The EU and its member states must conduct a full investigation into the recent deadly shipwreck off the coast of Greece, the International Rescue Committee (IRC) has said.

The IRC said the overloaded fishing boat likely claimed the lives of more than 500 people when it capsized and sank in the Ionian Sea on 14 June.

The exact death toll from the disaster remains uncertain, with hundreds of individuals still missing.

Many women and children were among the up to 750 people on the boat, mainly from Pakistan, Syria and Egypt.

Survivors alleged the Greek coastguard caused the tragedy, claiming that the boat capsized while being towed. But the Greek coastguard denied it was pulling the boat when it capsized.

The IRC urged the EU to expand safe, regular routes for people on the move.

It said the EU should focus on keeping refugees safe during their journey to Europe instead of discouraging them. This means improving search and rescue efforts, giving vital information to people on the move, and respecting their legal rights.

Despite it being one of the deadliest shipwrecks on record in the Mediterranean Sea, there have been no moves to launch an investigation into the shipwreck. This despite calls to do so from NGOs and members of the European Parliament.

The IRC said it is concerned that disasters like this are “becoming increasingly normalised.”

In the month since the disaster, there have been at least 22 more incidents in the Central Mediterranean, with over 50 people dead or missing, according to the International Organization for Migration.

Access to safe routes

“It’s deeply shameful that hundreds have perished in one of the deadliest ever shipwrecks in the Mediterranean Sea, yet – a month on – we have yet to see a full, transparent investigation into the incident,” said Harlem Desir, IRC Senior Vice President, Europe.

“It’s time for concrete steps towards accountability, and to finally put an end to these needless and avoidable deaths.  

“Rather than focusing on stopping people from reaching its territory, we urge the EU to shift its efforts towards improving rights and conditions for people on the move, better supporting state-led search and rescue operations, and expanding safe routes to Europe so people are not forced to risk their lives on these treacherous journeys in the first place.”

Last week, Yiva Johansson, the EU’s Home Affairs Commissioner, said the EU is paving the way for stronger cooperation with partner countries to stop smuggling routes and increase legal pathways.

“It’s important with the information campaign and investment in legal pathways and information on how to access the legal pathways,” she said.  

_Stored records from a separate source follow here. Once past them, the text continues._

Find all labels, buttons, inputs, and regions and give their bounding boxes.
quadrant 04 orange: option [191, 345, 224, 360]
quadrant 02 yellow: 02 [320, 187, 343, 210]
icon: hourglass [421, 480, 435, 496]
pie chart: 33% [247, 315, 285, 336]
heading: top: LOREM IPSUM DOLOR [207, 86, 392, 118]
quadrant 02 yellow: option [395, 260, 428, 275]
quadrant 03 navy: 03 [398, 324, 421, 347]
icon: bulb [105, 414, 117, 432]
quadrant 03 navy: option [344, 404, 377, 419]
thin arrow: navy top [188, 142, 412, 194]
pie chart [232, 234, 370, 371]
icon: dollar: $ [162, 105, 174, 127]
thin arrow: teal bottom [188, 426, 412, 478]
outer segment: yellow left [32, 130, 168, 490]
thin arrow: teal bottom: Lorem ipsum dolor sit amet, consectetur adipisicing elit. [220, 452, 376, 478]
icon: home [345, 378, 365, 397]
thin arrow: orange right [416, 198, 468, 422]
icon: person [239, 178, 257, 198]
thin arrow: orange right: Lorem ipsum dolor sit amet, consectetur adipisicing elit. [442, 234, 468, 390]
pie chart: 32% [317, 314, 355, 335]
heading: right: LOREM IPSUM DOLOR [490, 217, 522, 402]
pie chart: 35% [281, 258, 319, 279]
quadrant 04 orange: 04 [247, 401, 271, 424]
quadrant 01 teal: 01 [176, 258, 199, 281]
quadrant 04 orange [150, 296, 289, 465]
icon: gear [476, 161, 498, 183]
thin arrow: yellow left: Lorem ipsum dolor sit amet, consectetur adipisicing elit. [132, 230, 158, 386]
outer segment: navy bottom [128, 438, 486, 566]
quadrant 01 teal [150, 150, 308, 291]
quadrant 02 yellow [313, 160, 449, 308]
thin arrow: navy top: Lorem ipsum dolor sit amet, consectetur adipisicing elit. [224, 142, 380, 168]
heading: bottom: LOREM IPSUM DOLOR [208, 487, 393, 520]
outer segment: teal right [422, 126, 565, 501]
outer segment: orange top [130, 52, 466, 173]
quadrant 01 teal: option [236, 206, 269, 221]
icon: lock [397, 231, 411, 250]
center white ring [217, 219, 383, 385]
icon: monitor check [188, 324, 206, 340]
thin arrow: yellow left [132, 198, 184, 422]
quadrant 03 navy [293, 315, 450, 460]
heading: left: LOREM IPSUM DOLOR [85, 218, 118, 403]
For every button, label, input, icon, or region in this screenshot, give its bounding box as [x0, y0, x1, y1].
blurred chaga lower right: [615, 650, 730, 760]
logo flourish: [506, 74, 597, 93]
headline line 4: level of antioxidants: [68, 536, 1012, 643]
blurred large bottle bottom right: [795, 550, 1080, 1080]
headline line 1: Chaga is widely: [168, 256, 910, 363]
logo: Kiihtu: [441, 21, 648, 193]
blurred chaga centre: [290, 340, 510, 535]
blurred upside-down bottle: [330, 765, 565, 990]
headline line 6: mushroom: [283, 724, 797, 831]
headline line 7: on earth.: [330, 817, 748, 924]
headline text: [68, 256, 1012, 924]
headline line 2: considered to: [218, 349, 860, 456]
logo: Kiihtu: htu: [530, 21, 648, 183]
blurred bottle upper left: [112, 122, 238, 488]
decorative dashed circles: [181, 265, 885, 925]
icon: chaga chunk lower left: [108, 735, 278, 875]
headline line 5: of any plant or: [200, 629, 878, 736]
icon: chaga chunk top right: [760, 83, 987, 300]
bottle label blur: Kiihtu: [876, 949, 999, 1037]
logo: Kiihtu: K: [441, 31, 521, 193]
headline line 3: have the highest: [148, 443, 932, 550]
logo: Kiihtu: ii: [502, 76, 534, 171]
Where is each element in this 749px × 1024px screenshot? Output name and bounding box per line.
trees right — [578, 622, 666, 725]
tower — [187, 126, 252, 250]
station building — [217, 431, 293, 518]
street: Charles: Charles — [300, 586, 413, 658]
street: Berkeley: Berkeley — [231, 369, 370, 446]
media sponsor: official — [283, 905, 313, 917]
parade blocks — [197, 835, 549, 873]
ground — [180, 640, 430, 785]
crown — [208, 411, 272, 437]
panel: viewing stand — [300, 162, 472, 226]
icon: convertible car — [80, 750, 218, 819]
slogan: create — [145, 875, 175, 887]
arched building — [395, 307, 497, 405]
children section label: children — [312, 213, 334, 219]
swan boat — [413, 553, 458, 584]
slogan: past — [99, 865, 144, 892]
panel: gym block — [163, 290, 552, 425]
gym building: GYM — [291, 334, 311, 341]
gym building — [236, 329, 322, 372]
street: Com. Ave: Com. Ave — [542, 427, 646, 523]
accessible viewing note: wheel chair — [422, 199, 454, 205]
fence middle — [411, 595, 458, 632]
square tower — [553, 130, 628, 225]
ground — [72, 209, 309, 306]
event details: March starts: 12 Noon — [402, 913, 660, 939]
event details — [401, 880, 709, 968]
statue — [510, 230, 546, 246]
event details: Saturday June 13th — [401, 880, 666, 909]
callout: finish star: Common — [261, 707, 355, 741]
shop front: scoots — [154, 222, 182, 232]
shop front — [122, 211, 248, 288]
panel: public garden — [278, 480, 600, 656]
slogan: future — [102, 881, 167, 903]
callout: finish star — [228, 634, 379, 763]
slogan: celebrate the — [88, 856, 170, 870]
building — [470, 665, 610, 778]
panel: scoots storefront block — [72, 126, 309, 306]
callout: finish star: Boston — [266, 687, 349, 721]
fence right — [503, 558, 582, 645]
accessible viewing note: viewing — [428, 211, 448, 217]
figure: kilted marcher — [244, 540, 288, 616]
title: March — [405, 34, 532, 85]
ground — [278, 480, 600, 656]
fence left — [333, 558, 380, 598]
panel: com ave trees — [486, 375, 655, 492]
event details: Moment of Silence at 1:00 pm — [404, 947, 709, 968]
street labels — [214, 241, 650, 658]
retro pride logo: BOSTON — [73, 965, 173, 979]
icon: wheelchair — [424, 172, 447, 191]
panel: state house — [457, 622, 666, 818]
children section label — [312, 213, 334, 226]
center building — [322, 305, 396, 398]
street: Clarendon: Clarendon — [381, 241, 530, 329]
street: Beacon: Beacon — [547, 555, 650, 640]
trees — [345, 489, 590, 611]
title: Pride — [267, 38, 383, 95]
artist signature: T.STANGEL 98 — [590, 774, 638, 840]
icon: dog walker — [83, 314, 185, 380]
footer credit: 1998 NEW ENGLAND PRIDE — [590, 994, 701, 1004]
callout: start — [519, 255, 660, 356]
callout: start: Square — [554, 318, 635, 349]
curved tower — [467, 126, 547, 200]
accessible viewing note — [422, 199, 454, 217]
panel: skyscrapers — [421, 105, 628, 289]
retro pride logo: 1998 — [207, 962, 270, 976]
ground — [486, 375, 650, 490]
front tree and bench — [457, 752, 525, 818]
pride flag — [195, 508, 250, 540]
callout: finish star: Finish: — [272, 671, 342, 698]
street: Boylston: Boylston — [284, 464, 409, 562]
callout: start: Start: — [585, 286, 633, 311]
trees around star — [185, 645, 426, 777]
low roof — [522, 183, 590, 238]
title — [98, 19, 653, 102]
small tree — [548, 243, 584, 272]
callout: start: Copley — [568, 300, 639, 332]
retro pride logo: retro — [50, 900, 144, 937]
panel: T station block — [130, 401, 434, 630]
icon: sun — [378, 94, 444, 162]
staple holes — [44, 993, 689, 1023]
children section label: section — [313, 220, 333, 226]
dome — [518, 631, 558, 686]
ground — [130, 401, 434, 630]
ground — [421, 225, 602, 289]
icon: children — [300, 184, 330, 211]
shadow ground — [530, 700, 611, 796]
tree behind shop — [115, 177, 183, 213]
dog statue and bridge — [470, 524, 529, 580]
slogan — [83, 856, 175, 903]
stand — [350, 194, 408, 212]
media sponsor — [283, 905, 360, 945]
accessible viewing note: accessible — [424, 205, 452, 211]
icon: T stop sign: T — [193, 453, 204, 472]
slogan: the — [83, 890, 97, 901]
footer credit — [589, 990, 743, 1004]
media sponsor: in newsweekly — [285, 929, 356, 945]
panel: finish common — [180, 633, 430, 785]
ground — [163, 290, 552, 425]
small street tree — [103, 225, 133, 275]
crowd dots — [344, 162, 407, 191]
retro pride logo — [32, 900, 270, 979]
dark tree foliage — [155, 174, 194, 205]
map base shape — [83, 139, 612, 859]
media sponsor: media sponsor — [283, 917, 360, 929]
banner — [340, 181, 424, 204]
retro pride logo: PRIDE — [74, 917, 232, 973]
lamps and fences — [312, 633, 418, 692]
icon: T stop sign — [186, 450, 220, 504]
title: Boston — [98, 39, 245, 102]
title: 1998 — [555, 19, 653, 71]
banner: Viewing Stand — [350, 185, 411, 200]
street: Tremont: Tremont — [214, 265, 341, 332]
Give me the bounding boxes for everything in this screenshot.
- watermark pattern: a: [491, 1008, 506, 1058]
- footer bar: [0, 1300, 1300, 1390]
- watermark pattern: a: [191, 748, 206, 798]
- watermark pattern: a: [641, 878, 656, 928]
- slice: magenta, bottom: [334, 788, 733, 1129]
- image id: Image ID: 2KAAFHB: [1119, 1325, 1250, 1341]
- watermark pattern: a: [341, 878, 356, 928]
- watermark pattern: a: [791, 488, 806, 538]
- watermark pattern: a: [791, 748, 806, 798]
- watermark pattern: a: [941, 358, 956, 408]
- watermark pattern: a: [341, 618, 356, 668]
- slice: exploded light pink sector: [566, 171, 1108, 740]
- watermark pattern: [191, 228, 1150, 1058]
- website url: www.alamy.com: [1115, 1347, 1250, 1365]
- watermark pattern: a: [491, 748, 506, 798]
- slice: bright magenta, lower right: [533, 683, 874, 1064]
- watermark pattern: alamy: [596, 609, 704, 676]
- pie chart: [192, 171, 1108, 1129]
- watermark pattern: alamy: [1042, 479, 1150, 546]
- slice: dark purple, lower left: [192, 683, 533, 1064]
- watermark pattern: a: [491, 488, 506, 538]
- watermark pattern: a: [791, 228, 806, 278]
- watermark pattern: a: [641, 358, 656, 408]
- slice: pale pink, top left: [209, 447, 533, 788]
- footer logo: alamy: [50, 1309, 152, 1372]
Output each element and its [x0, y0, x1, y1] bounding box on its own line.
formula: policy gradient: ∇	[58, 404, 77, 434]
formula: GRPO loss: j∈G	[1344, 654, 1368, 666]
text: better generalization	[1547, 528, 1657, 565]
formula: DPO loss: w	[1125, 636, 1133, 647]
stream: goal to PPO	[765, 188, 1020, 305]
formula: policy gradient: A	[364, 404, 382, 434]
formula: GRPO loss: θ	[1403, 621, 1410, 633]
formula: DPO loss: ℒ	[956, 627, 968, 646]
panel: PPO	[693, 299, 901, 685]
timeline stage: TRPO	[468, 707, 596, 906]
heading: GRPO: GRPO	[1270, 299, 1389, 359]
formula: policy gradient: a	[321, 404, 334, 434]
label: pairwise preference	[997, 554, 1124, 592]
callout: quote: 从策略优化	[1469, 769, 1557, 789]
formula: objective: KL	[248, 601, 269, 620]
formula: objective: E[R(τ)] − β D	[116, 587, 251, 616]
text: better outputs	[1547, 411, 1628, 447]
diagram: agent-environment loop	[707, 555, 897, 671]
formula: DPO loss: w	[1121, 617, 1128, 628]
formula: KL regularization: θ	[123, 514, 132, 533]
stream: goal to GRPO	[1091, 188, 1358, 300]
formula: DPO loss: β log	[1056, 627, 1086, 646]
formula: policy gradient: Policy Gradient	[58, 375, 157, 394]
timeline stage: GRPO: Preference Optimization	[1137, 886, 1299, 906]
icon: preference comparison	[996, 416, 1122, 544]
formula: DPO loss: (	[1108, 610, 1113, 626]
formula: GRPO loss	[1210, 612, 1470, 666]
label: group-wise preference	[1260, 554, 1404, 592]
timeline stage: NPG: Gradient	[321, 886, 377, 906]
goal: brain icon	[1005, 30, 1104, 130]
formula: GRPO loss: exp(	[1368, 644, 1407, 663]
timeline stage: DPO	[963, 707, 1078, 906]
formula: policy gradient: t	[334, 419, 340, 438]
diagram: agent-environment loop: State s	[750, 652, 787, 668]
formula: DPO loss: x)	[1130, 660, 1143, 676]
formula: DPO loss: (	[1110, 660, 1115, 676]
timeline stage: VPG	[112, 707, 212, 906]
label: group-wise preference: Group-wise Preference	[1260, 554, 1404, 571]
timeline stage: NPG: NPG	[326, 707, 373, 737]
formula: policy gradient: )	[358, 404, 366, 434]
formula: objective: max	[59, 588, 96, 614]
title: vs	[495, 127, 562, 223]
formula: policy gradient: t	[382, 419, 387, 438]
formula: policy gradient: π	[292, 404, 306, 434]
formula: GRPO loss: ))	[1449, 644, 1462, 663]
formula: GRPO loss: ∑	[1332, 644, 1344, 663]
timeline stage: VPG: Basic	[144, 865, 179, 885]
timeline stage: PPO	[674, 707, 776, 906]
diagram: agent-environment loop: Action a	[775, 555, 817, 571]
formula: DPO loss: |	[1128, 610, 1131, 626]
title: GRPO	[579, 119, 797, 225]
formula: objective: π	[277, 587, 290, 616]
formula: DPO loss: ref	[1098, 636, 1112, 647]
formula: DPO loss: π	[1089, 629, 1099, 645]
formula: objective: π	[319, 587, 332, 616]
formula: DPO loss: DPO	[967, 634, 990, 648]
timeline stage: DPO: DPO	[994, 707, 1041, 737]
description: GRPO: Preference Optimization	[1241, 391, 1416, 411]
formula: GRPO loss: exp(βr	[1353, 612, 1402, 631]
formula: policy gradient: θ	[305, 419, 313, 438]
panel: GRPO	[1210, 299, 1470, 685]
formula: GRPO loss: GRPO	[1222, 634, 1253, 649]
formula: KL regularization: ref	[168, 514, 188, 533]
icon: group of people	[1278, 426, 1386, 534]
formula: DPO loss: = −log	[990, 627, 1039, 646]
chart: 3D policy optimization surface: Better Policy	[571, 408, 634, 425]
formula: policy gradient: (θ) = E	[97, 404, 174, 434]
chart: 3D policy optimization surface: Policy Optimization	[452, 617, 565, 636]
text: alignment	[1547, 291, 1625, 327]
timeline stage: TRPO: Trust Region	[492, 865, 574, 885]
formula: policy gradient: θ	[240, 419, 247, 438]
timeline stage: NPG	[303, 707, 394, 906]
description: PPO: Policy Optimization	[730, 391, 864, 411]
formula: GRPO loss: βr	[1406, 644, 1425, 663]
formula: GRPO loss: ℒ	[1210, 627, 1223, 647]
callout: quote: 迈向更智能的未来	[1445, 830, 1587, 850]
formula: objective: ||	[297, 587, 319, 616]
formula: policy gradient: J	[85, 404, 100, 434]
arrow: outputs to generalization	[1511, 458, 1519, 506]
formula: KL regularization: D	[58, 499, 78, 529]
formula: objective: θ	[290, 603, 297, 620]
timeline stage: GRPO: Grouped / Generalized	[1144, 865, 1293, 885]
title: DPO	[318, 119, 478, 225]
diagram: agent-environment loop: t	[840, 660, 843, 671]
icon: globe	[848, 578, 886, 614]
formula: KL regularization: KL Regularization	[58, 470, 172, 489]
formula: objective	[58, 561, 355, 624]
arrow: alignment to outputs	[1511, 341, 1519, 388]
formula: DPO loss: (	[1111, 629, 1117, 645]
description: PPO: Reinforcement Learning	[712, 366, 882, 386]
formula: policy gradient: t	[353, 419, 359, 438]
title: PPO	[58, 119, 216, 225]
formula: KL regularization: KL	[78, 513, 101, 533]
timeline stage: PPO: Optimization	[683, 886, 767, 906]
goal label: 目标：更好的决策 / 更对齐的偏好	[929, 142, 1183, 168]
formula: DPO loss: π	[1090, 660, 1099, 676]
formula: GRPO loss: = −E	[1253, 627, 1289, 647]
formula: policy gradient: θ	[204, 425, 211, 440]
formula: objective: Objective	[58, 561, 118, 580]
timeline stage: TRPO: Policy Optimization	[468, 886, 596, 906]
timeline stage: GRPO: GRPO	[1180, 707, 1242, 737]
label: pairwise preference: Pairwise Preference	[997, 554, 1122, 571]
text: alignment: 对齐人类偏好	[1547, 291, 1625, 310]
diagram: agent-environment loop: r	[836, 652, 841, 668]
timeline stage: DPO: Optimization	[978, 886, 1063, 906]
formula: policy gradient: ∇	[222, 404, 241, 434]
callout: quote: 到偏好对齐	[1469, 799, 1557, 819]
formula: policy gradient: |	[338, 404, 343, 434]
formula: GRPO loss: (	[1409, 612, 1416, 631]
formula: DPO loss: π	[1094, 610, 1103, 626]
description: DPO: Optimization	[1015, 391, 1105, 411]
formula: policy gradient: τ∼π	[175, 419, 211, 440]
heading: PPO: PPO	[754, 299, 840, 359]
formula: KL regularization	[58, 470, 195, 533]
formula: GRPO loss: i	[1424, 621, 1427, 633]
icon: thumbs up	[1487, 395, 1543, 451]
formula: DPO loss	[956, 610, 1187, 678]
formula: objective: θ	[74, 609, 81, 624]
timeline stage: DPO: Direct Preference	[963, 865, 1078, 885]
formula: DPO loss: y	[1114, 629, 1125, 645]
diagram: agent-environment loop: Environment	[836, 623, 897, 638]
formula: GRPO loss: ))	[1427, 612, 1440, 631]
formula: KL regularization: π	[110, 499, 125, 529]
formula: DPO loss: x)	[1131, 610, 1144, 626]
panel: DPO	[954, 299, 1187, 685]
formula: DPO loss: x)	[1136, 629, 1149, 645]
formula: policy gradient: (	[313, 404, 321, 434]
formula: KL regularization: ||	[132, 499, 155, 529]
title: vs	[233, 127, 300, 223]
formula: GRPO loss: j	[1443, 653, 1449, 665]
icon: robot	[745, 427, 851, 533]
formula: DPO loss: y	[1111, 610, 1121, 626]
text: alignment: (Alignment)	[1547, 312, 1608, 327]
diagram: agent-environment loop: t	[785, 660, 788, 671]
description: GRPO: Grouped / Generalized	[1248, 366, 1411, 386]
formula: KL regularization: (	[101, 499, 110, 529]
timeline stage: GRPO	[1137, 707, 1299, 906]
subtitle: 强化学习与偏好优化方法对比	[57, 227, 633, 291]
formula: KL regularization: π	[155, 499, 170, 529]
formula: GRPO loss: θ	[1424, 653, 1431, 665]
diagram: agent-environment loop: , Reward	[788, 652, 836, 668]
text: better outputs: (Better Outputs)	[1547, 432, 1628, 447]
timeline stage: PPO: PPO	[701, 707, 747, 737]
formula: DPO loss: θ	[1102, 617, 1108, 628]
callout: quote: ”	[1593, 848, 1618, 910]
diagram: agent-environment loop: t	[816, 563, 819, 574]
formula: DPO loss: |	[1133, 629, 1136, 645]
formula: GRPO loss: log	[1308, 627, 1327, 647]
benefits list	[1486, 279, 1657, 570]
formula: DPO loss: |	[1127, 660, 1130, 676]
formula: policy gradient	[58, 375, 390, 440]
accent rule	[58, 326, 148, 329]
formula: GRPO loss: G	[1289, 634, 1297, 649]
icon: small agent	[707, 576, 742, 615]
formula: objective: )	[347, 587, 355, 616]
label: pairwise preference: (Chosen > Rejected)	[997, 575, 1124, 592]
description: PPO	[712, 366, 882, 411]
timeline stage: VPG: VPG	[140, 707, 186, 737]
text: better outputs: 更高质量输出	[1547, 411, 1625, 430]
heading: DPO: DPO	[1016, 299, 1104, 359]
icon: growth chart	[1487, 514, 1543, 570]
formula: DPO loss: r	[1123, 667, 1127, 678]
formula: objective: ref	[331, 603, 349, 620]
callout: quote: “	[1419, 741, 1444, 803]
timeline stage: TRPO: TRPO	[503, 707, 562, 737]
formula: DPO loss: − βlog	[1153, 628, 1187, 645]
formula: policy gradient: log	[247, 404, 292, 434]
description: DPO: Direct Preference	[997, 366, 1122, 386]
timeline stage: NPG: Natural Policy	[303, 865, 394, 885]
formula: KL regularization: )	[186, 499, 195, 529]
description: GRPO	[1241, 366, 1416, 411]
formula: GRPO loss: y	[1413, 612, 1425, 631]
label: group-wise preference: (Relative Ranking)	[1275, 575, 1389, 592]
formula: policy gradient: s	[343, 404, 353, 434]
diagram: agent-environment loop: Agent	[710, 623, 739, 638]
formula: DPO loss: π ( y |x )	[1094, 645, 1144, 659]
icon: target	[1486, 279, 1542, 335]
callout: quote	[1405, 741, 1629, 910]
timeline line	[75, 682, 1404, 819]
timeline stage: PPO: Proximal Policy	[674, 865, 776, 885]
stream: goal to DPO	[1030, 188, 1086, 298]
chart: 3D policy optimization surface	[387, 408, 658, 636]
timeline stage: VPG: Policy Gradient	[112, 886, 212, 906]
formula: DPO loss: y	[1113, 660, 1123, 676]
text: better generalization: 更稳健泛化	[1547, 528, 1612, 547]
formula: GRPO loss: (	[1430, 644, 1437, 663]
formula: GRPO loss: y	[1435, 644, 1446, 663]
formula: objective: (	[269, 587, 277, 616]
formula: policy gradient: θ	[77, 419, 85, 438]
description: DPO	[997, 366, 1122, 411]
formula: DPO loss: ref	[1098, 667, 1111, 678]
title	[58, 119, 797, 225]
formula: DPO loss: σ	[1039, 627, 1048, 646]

“So that has to go hand in hand, to give people other opportunities to come legally to the EU. Because many of those are actually searching for job opportunities — and we need labour migration in the EU.

“And we also need to prevent the smugglers of being able to sell these routes in the way they are doing it right now.”  

According to the UN’s displacement tracking matrix, over 2,000 have lost their lives or gone missing this year while attempting to reach Europe via the Mediterranean and the eastern Atlantic Ocean. These routes saw nearly 3,000 deaths or disappearances last year.